A way of looking at myself
My father used to tell me that: “ People need to do a big things, because though that they can find out their advantage and disadvantage.” To me, the 30 day challenge about writing a poem every day can be called as a big progress. I never know that I have the ability to write a poem in English.(I only write poems in Chinese before)Although the first several days seemed to be like constipation to me, I started to orbiting the way and felt used to it. My way transferred from squeezed out ideas and words from my mind to a more smooth and frequent way of writing. I never know that I have a little bit dilatory feeling on the work which I have to do. Although I told myself to write a poem in the morning, I still protracted it to the last minute before I went to school. So do the poem writing blog post; I always starts it at 9 o’clock which is nearly the end of the study hall. I feel that the 30 day challenge is not only about writing poem every day, but also it is a progress of helping me to understand myself. Therefore, I can keep on my advantages and improve my weakness.

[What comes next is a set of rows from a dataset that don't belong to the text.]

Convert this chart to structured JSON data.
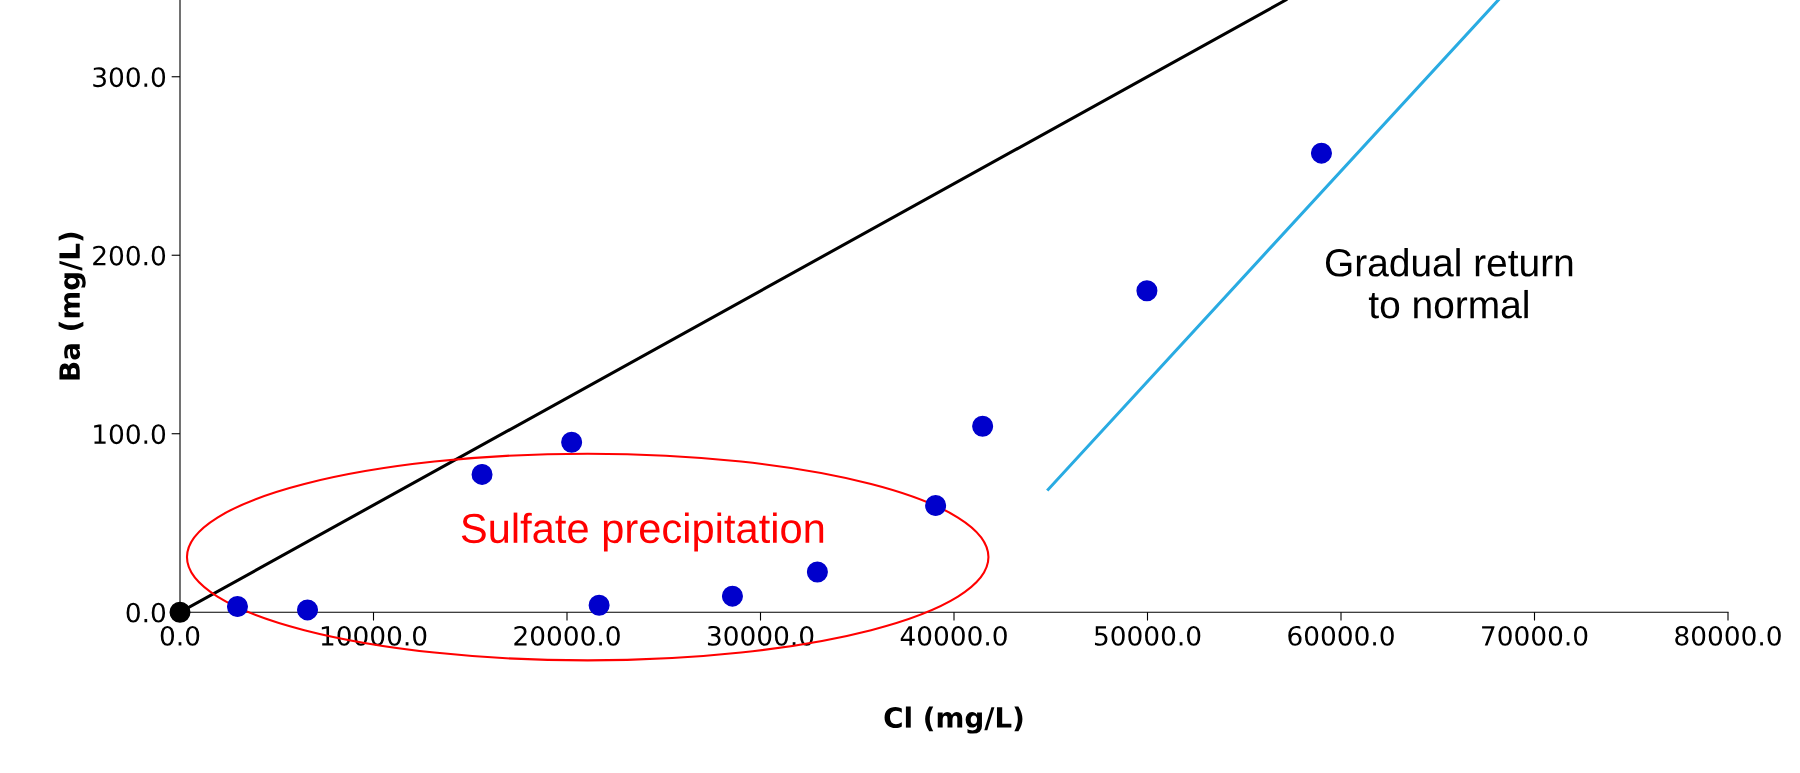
{
  "chart_data": {
    "type": "scatter",
    "xlabel": "Cl (mg/L)",
    "ylabel": "Ba (mg/L)",
    "xlim": [
      0,
      80000
    ],
    "ylim": [
      0,
      343
    ],
    "xticks": [
      {
        "value": 0,
        "label": "0.0"
      },
      {
        "value": 10000,
        "label": "10000.0"
      },
      {
        "value": 20000,
        "label": "20000.0"
      },
      {
        "value": 30000,
        "label": "30000.0"
      },
      {
        "value": 40000,
        "label": "40000.0"
      },
      {
        "value": 50000,
        "label": "50000.0"
      },
      {
        "value": 60000,
        "label": "60000.0"
      },
      {
        "value": 70000,
        "label": "70000.0"
      },
      {
        "value": 80000,
        "label": "80000.0"
      }
    ],
    "yticks": [
      {
        "value": 0,
        "label": "0.0"
      },
      {
        "value": 100,
        "label": "100.0"
      },
      {
        "value": 200,
        "label": "200.0"
      },
      {
        "value": 300,
        "label": "300.0"
      }
    ],
    "grid": false,
    "legend": false,
    "series": [
      {
        "type": "line",
        "marker": "none",
        "color": "#000000",
        "x": [
          0,
          57150
        ],
        "values": [
          0,
          343
        ]
      },
      {
        "type": "line",
        "marker": "none",
        "color": "#29abe2",
        "x": [
          44870,
          68130
        ],
        "values": [
          68.8,
          343
        ]
      },
      {
        "marker": "circle",
        "color": "#000000",
        "x": [
          0
        ],
        "values": [
          0
        ]
      },
      {
        "marker": "circle",
        "color": "#0000cc",
        "x": [
          2970,
          6590,
          15610,
          20240,
          21660,
          28550,
          32940,
          39050,
          41480,
          49970,
          58990
        ],
        "values": [
          3.2,
          1.3,
          77.2,
          95.2,
          3.9,
          9.0,
          22.5,
          59.8,
          104.2,
          180.1,
          257.2
        ]
      }
    ],
    "annotations": [
      "Sulfate precipitation",
      "Gradual return\nto normal"
    ]
  }
}
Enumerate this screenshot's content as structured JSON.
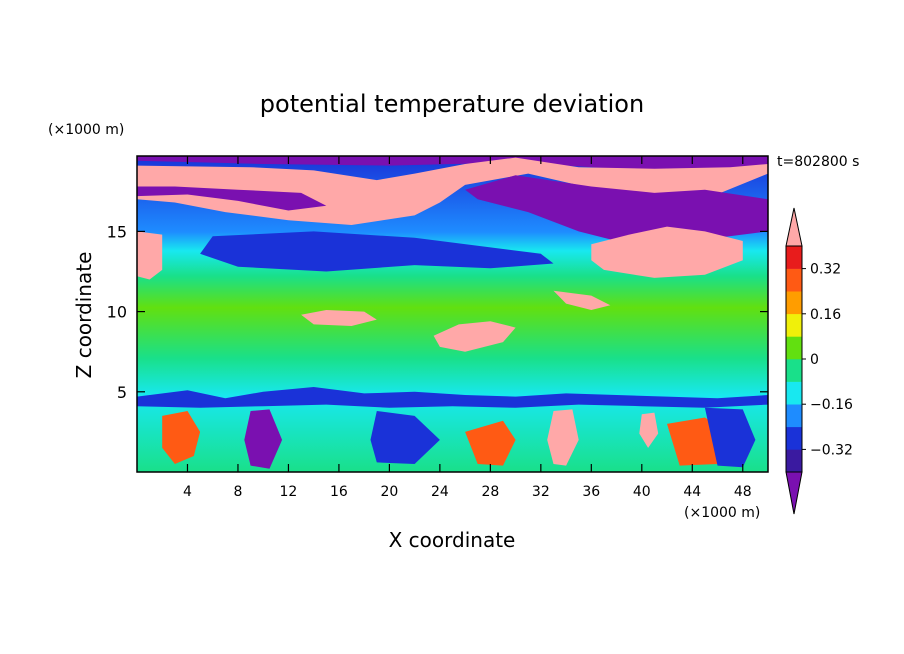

These days, I couldn’t stop myself think of my parents and friends in my hometown. My mom had her 47th birthday on April 17th , and she is having a small operation on his back today as the time I am writing this blog post. Think it over, I haven’t had celebrate my birthday and my parents birthday together for two years, and this will continue happen in the future for about 6 years. With a deep nostalgia in my heart, I wrote down two poem about my feelings.
Wind
Wind drives away the leaves,
Wave like a crazy sweep.
Where should they go?
Could they load my thoughts?
To the place where I miss.
Time past too quick.
Aged your appearance,
Stoop your stature.
But I remember,
The warm smile on your face.
The things that never changed.
I love you mom,
There is also one about my friends, but it is in Chinese version. I wrote it last year about my friends.
思忆
陈逸伦
一语唤回千思忆,
十言不可抒别情。
莫叹,莫叹
故人似友。
往事再回首,
一笑眸江湖。
It is talking about that a sentence with remind me about my old friend. I can’t explain how hard I missed them even using ten more sentences. Then I console myself that they may still be my friends. After years we meet together, we laugh together and talk about our childhood.
As a result, I recognized myself by the 30 days challenge, and I will stick on it. The homesick feeling will be the motive power to work harder, and let them proud of me.